5’11 ’19 Mikey Dukes (First Baptist)
There were a lot of talented performers throughout the day, but Mikey Dukes’ showing to open the event was truly unbelievable. At a strong, sturdy 5-foot-11, Dukes is a special athlete that can impose his will against any point guard. That being said, he also has a terrific basketball sense and exceptional overall feel for the game, which is what should vault him into possible high-major consideration. It seems that schools were afraid to offer, as they assumed that the two-sport athlete would pursue a football career—simply given his status on the gridiron. However, Dukes has stated that he’s all-in for basketball, which should immediately make him the most appealing unsigned senior player in the Carolinas. He possesses such a rare blend of intelligence, smoothness and ruggedness, able to frequently highlight his athleticism while also showcasing incredible poise and finesse. Dukes is an efficient three-level scorer with the ability to toy with his opponent and consistently dictate the action on offense.

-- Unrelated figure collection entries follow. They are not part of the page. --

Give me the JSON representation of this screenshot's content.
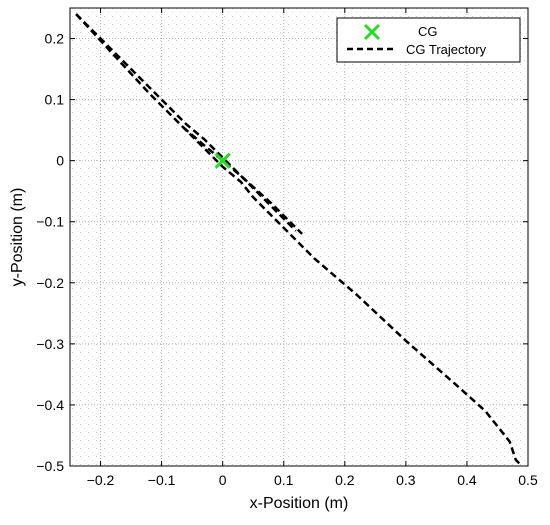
{
  "chart_data": {
    "type": "line",
    "xlabel": "x-Position (m)",
    "ylabel": "y-Position (m)",
    "xlim": [
      -0.25,
      0.5
    ],
    "ylim": [
      -0.5,
      0.25
    ],
    "x_ticks": [
      -0.2,
      -0.1,
      0,
      0.1,
      0.2,
      0.3,
      0.4,
      0.5
    ],
    "x_tick_labels": [
      "−0.2",
      "−0.1",
      "0",
      "0.1",
      "0.2",
      "0.3",
      "0.4",
      "0.5"
    ],
    "y_ticks": [
      0.2,
      0.1,
      0,
      -0.1,
      -0.2,
      -0.3,
      -0.4,
      -0.5
    ],
    "y_tick_labels": [
      "0.2",
      "0.1",
      "0",
      "−0.1",
      "−0.2",
      "−0.3",
      "−0.4",
      "−0.5"
    ],
    "grid": true,
    "legend_position": "top-right",
    "series": [
      {
        "name": "CG",
        "kind": "marker",
        "marker": "x",
        "color": "#22dd22",
        "points": [
          [
            0.0,
            0.0
          ]
        ]
      },
      {
        "name": "CG Trajectory",
        "kind": "line",
        "style": "dashed",
        "color": "#000000",
        "paths": [
          [
            [
              -0.24,
              0.24
            ],
            [
              -0.2,
              0.2
            ],
            [
              -0.15,
              0.15
            ],
            [
              -0.1,
              0.1
            ],
            [
              -0.06,
              0.06
            ],
            [
              -0.03,
              0.035
            ],
            [
              0.0,
              0.005
            ],
            [
              0.02,
              -0.015
            ],
            [
              0.05,
              -0.045
            ],
            [
              0.09,
              -0.085
            ],
            [
              0.12,
              -0.115
            ]
          ],
          [
            [
              -0.24,
              0.24
            ],
            [
              -0.18,
              0.175
            ],
            [
              -0.12,
              0.11
            ],
            [
              -0.08,
              0.07
            ],
            [
              -0.05,
              0.04
            ],
            [
              -0.02,
              0.01
            ],
            [
              0.0,
              -0.01
            ],
            [
              0.03,
              -0.035
            ],
            [
              0.05,
              -0.06
            ],
            [
              0.1,
              -0.11
            ],
            [
              0.15,
              -0.16
            ],
            [
              0.22,
              -0.22
            ],
            [
              0.3,
              -0.295
            ],
            [
              0.38,
              -0.365
            ],
            [
              0.43,
              -0.41
            ],
            [
              0.47,
              -0.46
            ],
            [
              0.48,
              -0.49
            ],
            [
              0.49,
              -0.5
            ]
          ],
          [
            [
              -0.065,
              0.055
            ],
            [
              -0.03,
              0.025
            ],
            [
              0.0,
              0.0
            ],
            [
              0.03,
              -0.025
            ],
            [
              0.08,
              -0.07
            ],
            [
              0.13,
              -0.12
            ]
          ]
        ]
      }
    ]
  }
}
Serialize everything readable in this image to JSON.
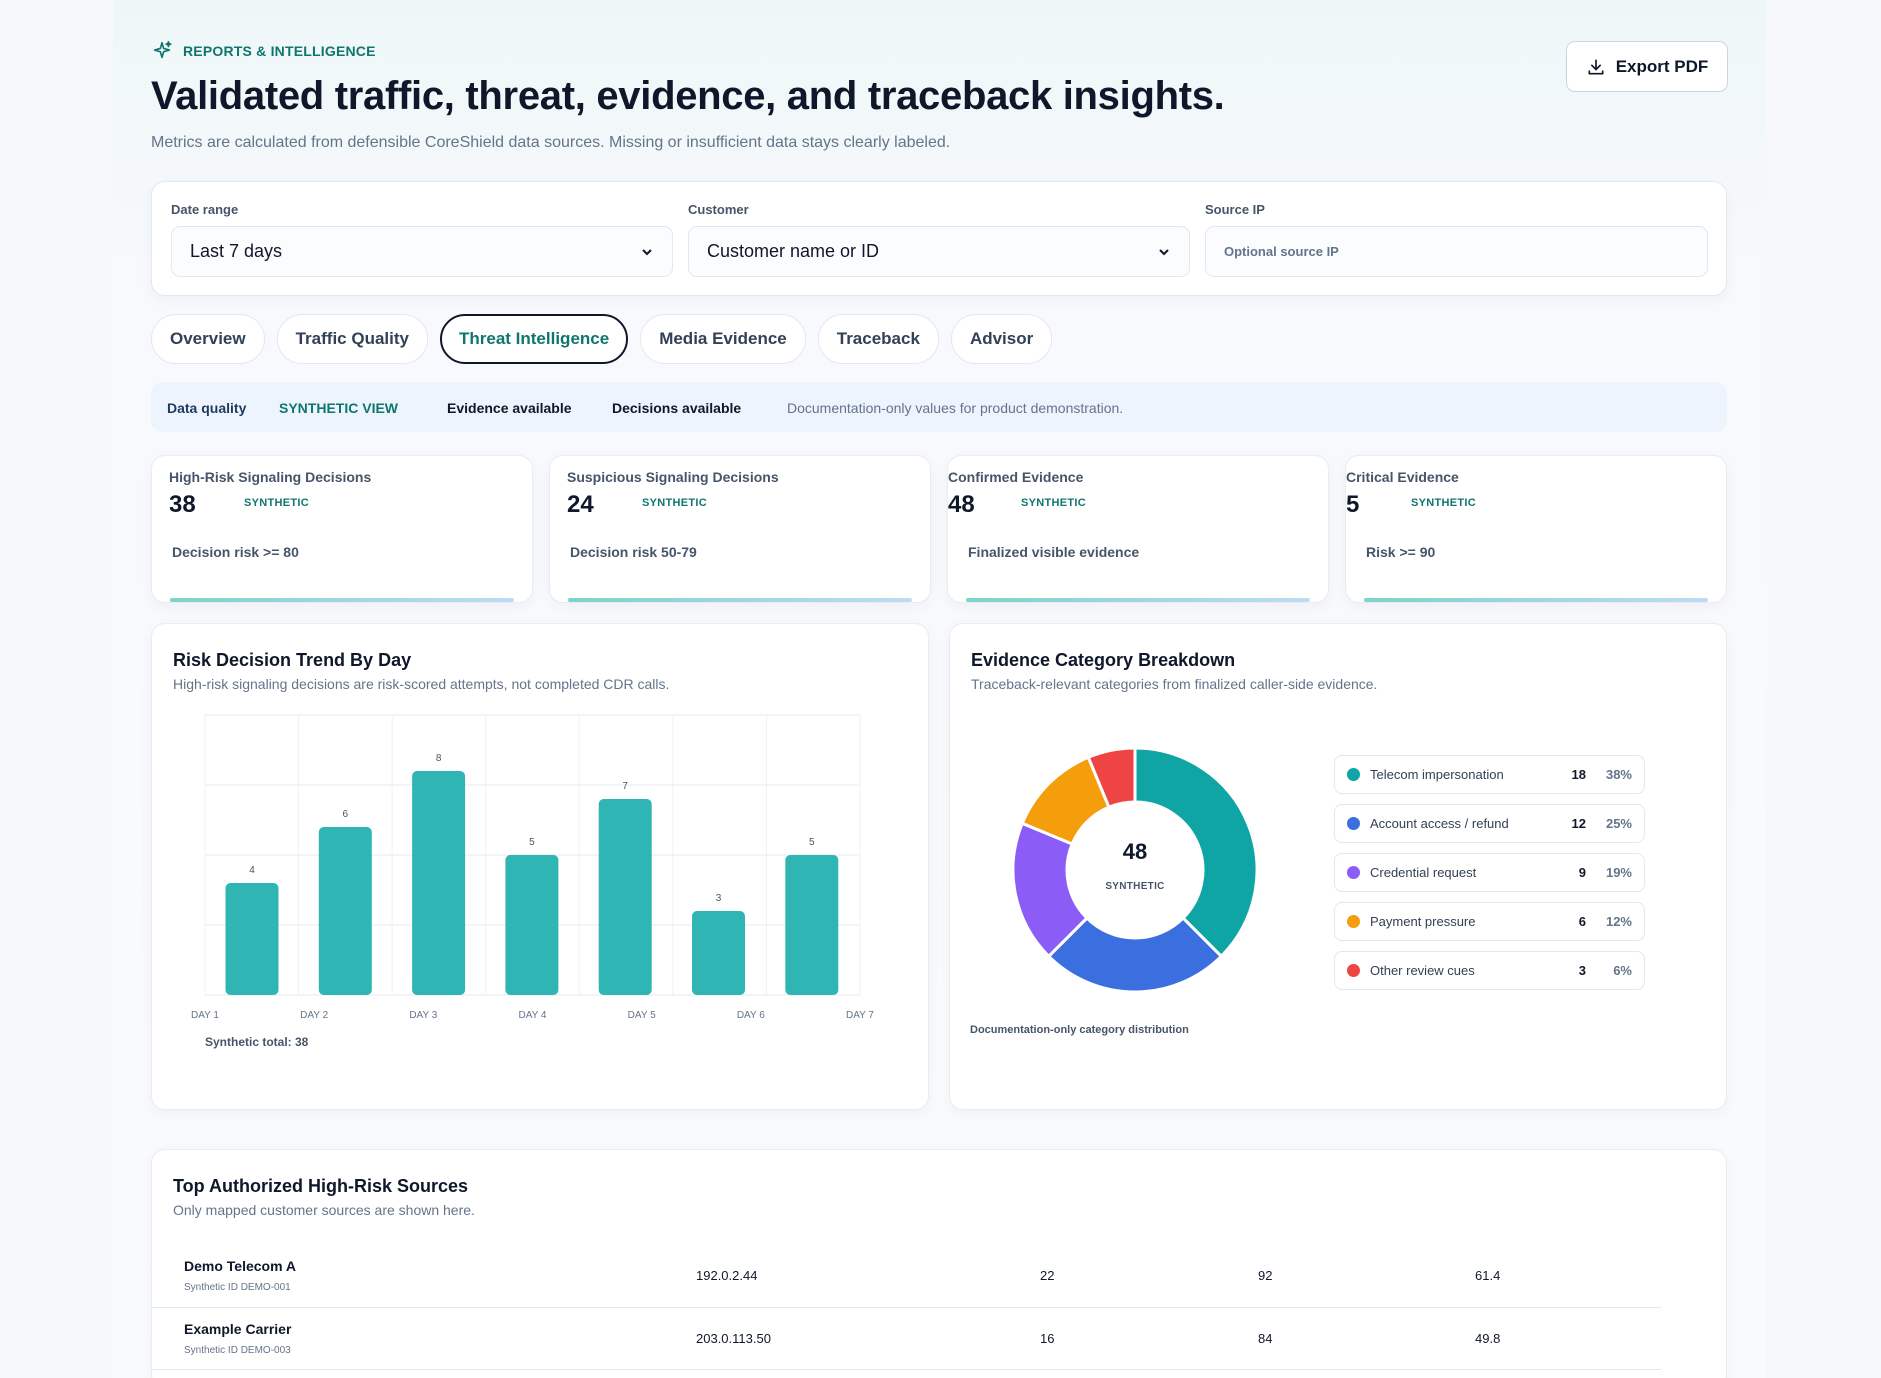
{
  "header": {
    "eyebrow": "REPORTS & INTELLIGENCE",
    "title": "Validated traffic, threat, evidence, and traceback insights.",
    "subtitle": "Metrics are calculated from defensible CoreShield data sources. Missing or insufficient data stays clearly labeled.",
    "export_label": "Export PDF"
  },
  "filters": {
    "date_range": {
      "label": "Date range",
      "value": "Last 7 days"
    },
    "customer": {
      "label": "Customer",
      "value": "Customer name or ID"
    },
    "source_ip": {
      "label": "Source IP",
      "placeholder": "Optional source IP"
    }
  },
  "tabs": [
    {
      "label": "Overview"
    },
    {
      "label": "Traffic Quality"
    },
    {
      "label": "Threat Intelligence",
      "active": true
    },
    {
      "label": "Media Evidence"
    },
    {
      "label": "Traceback"
    },
    {
      "label": "Advisor"
    }
  ],
  "quality": {
    "label": "Data quality",
    "view": "SYNTHETIC VIEW",
    "evidence": "Evidence available",
    "decisions": "Decisions available",
    "note": "Documentation-only values for product demonstration."
  },
  "kpis": [
    {
      "label": "High-Risk Signaling Decisions",
      "value": "38",
      "tag": "SYNTHETIC",
      "caption": "Decision risk >= 80"
    },
    {
      "label": "Suspicious Signaling Decisions",
      "value": "24",
      "tag": "SYNTHETIC",
      "caption": "Decision risk 50-79"
    },
    {
      "label": "Confirmed Evidence",
      "value": "48",
      "tag": "SYNTHETIC",
      "caption": "Finalized visible evidence"
    },
    {
      "label": "Critical Evidence",
      "value": "5",
      "tag": "SYNTHETIC",
      "caption": "Risk >= 90"
    }
  ],
  "trend_card": {
    "title": "Risk Decision Trend By Day",
    "subtitle": "High-risk signaling decisions are risk-scored attempts, not completed CDR calls.",
    "total": "Synthetic total: 38"
  },
  "breakdown_card": {
    "title": "Evidence Category Breakdown",
    "subtitle": "Traceback-relevant categories from finalized caller-side evidence.",
    "center_value": "48",
    "center_label": "SYNTHETIC",
    "footnote": "Documentation-only category distribution"
  },
  "chart_data": [
    {
      "type": "bar",
      "categories": [
        "DAY 1",
        "DAY 2",
        "DAY 3",
        "DAY 4",
        "DAY 5",
        "DAY 6",
        "DAY 7"
      ],
      "values": [
        4,
        6,
        8,
        5,
        7,
        3,
        5
      ],
      "color": "#2fb6b4",
      "title": "Risk Decision Trend By Day",
      "grid": true
    },
    {
      "type": "pie",
      "donut": true,
      "categories": [
        "Telecom impersonation",
        "Account access / refund",
        "Credential request",
        "Payment pressure",
        "Other review cues"
      ],
      "values": [
        18,
        12,
        9,
        6,
        3
      ],
      "percents": [
        "38%",
        "25%",
        "19%",
        "12%",
        "6%"
      ],
      "colors": [
        "#0ea5a4",
        "#3b6fe0",
        "#8b5cf6",
        "#f59e0b",
        "#ef4444"
      ],
      "title": "Evidence Category Breakdown"
    }
  ],
  "sources_card": {
    "title": "Top Authorized High-Risk Sources",
    "subtitle": "Only mapped customer sources are shown here.",
    "rows": [
      {
        "name": "Demo Telecom A",
        "id": "Synthetic ID DEMO-001",
        "ip": "192.0.2.44",
        "count": "22",
        "risk": "92",
        "score": "61.4"
      },
      {
        "name": "Example Carrier",
        "id": "Synthetic ID DEMO-003",
        "ip": "203.0.113.50",
        "count": "16",
        "risk": "84",
        "score": "49.8"
      }
    ]
  }
}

He’s able to make phenomenal reads on a routine basis and was possibly the best all-around leader on display. It’s highly unlikely that Dukes will remain offer-less going forward, so it’ll be exciting to see where he ultimately decides to further his basketball journey.
5’11 ’19 Joseph Powell (First Baptist)
This First Baptist team has a lot of useful pieces, but what Joseph Powell brings to the table is arguably irreplaceable. He’s fundamentally-sound and simply productive in all areas of the game, leaving him with virtually no holes on either end of the court. Powell does a great job of toggling between guard positions and showcasing his ability to excel with or without the ball in his hands. He’s a capable creator, both for himself and others, and scores well from all three levels. Powell is a quality ball-handler and intelligent passer that always looks to make the smartest read available, regardless of situation. Defensively, he’s exceptional at mirroring his on-ball assignment and positioning himself for deflections or steals. He pursues the ball well and typically outrebounds his matchup. Powell isn’t flashy, but he’s a guy that you’d go to battle with—no question. His recruitment should see an uptick sooner than later, as he’s a scholarship-worthy prospect that should become a priority for an abundance of D2 programs.
6’8 ’20 Josh Hall (Moravian Prep)
It’s crazy to think, but at this point it feels like Josh Hall’s three-point shot is as reliable as a layup. It just speaks to how unbelievably well he’s able to shoot the ball, even though he’s already a proven walking mismatch for most opponents given his ability to score from anywhere on the floor. In the first four minutes against Northside Christian, Hall was able to knock down four three-pointers (without missing) and notched 14 points. This trend continued throughout the course of the contest, leading to an offer-worthy performance of 36 points and a scholarship from St. Bonaventure shortly after. He’s made it clear that he’s prioritizing adding strength during the next calendar year and should gradually begin garnering the attention of various high-major programs.
6’6 ’20 Quentin Hodge (Lakewood)
All the aforementioned performers were great, but Quentin Hodge playing—and dominating—with a fractured wrist cannot go unnoticed. He’s a long, versatile, two-way wing prospect that really put the entire arsenal on display during this showing. Hodge scored incredibly well from thirty-five feet and in, which is an accurate representation of how effortlessly he controlled the offensive action. He showed the ability to create his own shot and handle the ball on a regular basis, allowing for great positional flexibility on both ends of the floor. Hodge is a fiery competitor that dials in on defense and is capable of switching across three positions comfortably at the high school level. There’s really no knock on him; it’s just astounding that he doesn’t hold more offers by now, even though Mercer and Florida Gulf Coast have been involved for a while. Hodge is already on the cusp of greatness, but it feels like he could thrive even more at the next level, especially if he’s able to continue adding strength.
7’2 ’22 Travon Pearson (Lee Central)
No player in attendance at Phenom’s Capital City Jam was more intriguing than 7-foot-2 Travon Pearson of Lee Central. He’s very tall and thin, but there’s clearly talent there. The most impressive thing about Pearson was his overall coordination and timing on defense. He blocked multiple shots and accumulated an abundance of deflections, and not just due to his height. Pearson moves surprisingly well for a young man of his size, both laterally and in transition, and understands his current role on the court. Pearson is somewhat timid at times, but that’s to be expected with a legitimate seven-footer at this age. His jumper looked effective and could be useful in the future, but adding strength and getting in-game repetitions will be the top key to his growth. Pearson has all the tools to become a big-time player and will have a phenomenal supporting cast throughout his high school career in DaVeon and LeBron Thomas. He’s a name that folks should take note of now, as he will become increasingly coveted in three to four years.